Investigadores identificaron seis tipos diferentes de lechos

El análisis microscópico reveló seis microfáceis, es decir, seis tipos distintos de estratificación en los sedimentos estudiados. Cada una de estas capas representa una forma diferente de organización del material vegetal, mostrando que las áreas de dormir no fueron hechas siempre de la misma manera.
Tres tipos más recientes de lecho no tienen equivalente conocido en investigaciones publicadas anteriormente, mientras que otros recuerdan hallazgos en sitios sudafricanos como Sibudu y Diepkloof. Esto indica que había variaciones locales en la construcción y en el mantenimiento de las camas, posiblemente ligadas al tipo de planta disponible o a las costumbres de cada grupo.
La forma de dormir cambió a lo largo de miles de años
No todas las camas prehistóricas presentaban las mismas características. Los investigadores observaron diferencias en restos de plantas quemadas y en la distribución de fitolitos, partículas minerales dejadas por las plantas tras la descomposición. Estos vestigios ayudan a reconstruir cómo los lechos eran usados y modificados.
Las capas más recientes, datadas de 60 mil a 43 mil años atrás, estaban menos fragmentadas, menos quemadas y con menos señales de pisoteo que las más antiguas. Estas diferencias sugieren cambios en la preparación, en el uso o en la conservación de las áreas de dormir a lo largo del tiempo.
El hábito revela organización antes de las casas modernas

El descubrimiento es importante porque muestra un comportamiento cotidiano, no solo una herramienta, una pintura o un hueso fosilizado. Hacer una cama implica elección de lugar, recolección de material, organización del espacio y mantenimiento continuo. Esto apunta a una rutina estructurada dentro de la cueva.
Al renovar césped sobre cenizas por largos períodos, los humanos primitivos demostraron atención al confort, la protección y la limpieza de sus espacios de descanso. Antes de las casas, las habitaciones y los colchones, ya existía la preocupación de transformar un rincón de la cueva en un lugar apropiado para dormir.
El estudio acerca la prehistoria a la vida común
Muchos descubrimientos arqueológicos llaman la atención por armas, huesos, pinturas o grandes migraciones. En este caso, el impacto viene justamente de lo contrario: un gesto simple y cotidiano. La preparación de camas muestra un lado menos espectacular, pero profundamente humano, de la vida prehistórica.
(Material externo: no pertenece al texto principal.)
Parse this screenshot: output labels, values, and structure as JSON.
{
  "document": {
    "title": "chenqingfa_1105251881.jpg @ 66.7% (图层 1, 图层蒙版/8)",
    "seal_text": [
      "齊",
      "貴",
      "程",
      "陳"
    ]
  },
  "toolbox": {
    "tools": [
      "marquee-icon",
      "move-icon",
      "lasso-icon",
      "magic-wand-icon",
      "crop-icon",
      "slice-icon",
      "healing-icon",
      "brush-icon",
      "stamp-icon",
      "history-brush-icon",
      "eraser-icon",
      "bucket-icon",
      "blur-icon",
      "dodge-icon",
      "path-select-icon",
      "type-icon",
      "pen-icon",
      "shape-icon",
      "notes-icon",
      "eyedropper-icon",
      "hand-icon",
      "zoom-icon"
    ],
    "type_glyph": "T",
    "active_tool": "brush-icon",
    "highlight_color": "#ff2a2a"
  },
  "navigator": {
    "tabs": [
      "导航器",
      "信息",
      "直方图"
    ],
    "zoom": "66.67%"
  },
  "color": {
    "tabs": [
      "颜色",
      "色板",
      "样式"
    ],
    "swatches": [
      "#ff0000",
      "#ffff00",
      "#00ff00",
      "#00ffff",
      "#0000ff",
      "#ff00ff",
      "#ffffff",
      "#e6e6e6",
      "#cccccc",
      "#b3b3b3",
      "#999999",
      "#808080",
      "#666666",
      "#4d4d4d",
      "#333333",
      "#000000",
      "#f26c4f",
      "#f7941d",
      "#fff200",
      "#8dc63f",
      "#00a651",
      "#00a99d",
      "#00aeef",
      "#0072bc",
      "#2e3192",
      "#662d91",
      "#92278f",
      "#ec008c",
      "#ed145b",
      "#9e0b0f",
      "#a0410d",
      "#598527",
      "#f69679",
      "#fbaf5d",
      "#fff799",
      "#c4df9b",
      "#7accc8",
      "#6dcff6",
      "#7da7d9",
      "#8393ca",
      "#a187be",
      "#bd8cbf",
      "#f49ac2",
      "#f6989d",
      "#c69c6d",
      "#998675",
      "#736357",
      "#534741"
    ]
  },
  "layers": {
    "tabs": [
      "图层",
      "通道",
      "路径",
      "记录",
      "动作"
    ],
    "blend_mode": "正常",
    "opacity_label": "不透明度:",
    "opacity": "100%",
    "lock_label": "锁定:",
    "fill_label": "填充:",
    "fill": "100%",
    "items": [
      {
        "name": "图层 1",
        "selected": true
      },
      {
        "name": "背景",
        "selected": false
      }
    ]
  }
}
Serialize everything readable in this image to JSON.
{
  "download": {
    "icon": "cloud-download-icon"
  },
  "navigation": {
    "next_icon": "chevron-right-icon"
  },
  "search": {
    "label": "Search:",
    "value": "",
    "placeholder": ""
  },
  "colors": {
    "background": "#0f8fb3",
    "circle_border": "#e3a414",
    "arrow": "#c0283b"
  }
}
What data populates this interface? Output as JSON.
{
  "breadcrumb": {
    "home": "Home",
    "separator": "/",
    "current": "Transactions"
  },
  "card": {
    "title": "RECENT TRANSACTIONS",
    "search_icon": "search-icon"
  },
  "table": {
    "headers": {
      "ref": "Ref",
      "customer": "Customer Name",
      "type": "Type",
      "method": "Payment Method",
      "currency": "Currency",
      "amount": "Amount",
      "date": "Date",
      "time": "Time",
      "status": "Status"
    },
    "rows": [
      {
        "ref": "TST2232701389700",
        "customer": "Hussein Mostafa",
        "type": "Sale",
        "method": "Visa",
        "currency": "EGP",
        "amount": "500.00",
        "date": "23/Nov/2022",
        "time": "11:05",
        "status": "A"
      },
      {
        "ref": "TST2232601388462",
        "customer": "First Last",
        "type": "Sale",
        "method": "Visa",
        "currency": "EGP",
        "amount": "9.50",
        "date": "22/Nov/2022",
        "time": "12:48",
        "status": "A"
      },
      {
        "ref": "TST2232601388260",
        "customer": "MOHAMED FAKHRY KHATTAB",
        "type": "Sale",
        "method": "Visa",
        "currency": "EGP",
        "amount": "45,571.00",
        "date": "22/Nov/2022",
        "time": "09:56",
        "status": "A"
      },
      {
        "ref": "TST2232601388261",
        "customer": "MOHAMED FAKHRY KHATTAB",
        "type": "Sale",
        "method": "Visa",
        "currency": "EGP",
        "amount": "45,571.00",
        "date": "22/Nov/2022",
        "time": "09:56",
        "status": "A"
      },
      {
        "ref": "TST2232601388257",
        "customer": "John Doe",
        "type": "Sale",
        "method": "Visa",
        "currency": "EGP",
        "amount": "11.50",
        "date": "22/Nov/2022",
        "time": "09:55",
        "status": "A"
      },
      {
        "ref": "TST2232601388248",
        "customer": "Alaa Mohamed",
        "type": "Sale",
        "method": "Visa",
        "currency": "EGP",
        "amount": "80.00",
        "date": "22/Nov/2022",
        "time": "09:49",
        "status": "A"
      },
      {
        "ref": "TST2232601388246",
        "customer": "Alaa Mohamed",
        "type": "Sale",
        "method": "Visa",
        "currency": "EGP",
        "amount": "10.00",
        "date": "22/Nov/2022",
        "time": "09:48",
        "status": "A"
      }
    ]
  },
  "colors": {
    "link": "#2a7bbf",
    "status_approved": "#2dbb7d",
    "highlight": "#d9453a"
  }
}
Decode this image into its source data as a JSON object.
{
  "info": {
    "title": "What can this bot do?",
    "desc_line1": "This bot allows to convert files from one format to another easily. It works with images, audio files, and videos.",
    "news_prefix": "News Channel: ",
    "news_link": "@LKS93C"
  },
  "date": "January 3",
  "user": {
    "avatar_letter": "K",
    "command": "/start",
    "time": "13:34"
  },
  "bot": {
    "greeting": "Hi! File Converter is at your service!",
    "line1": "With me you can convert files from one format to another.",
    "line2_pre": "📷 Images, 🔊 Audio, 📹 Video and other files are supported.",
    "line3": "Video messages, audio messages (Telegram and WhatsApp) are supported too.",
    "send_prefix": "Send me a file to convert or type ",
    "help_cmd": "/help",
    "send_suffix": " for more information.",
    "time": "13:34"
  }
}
La Cueva de la Frontera ayuda a recordar que la historia humana no se hizo solo de caza, supervivencia y desplazamiento. También hubo descanso, repetición, cuidado y organización del espacio. Es en este detalle doméstico que el descubrimiento cobra fuerza: muestra que hábitos aparentemente modernos pueden haber comenzado en ambientes muy antiguos.
Un descubrimiento pequeño en tamaño, pero enorme en significado
Las evidencias preservadas abarcan una larga secuencia arqueológica, con estratificación entre aproximadamente 161 mil y 43 mil años atrás, además de depósitos asociados a ocupaciones que llegan cerca de 200 mil años. A lo largo de este período, la deposición de césped fresco sobre cenizas permaneció como característica recurrente de la vida en la cueva.
El hallazgo muestra que los humanos primitivos ya lidiaban con confort, higiene y protección de forma práctica, usando materiales simples disponibles alrededor. ¿Imaginabas que el hábito de preparar una cama pudiera ser tan antiguo, o crees que este descubrimiento cambia la forma en que vemos la inteligencia de los primeros humanos?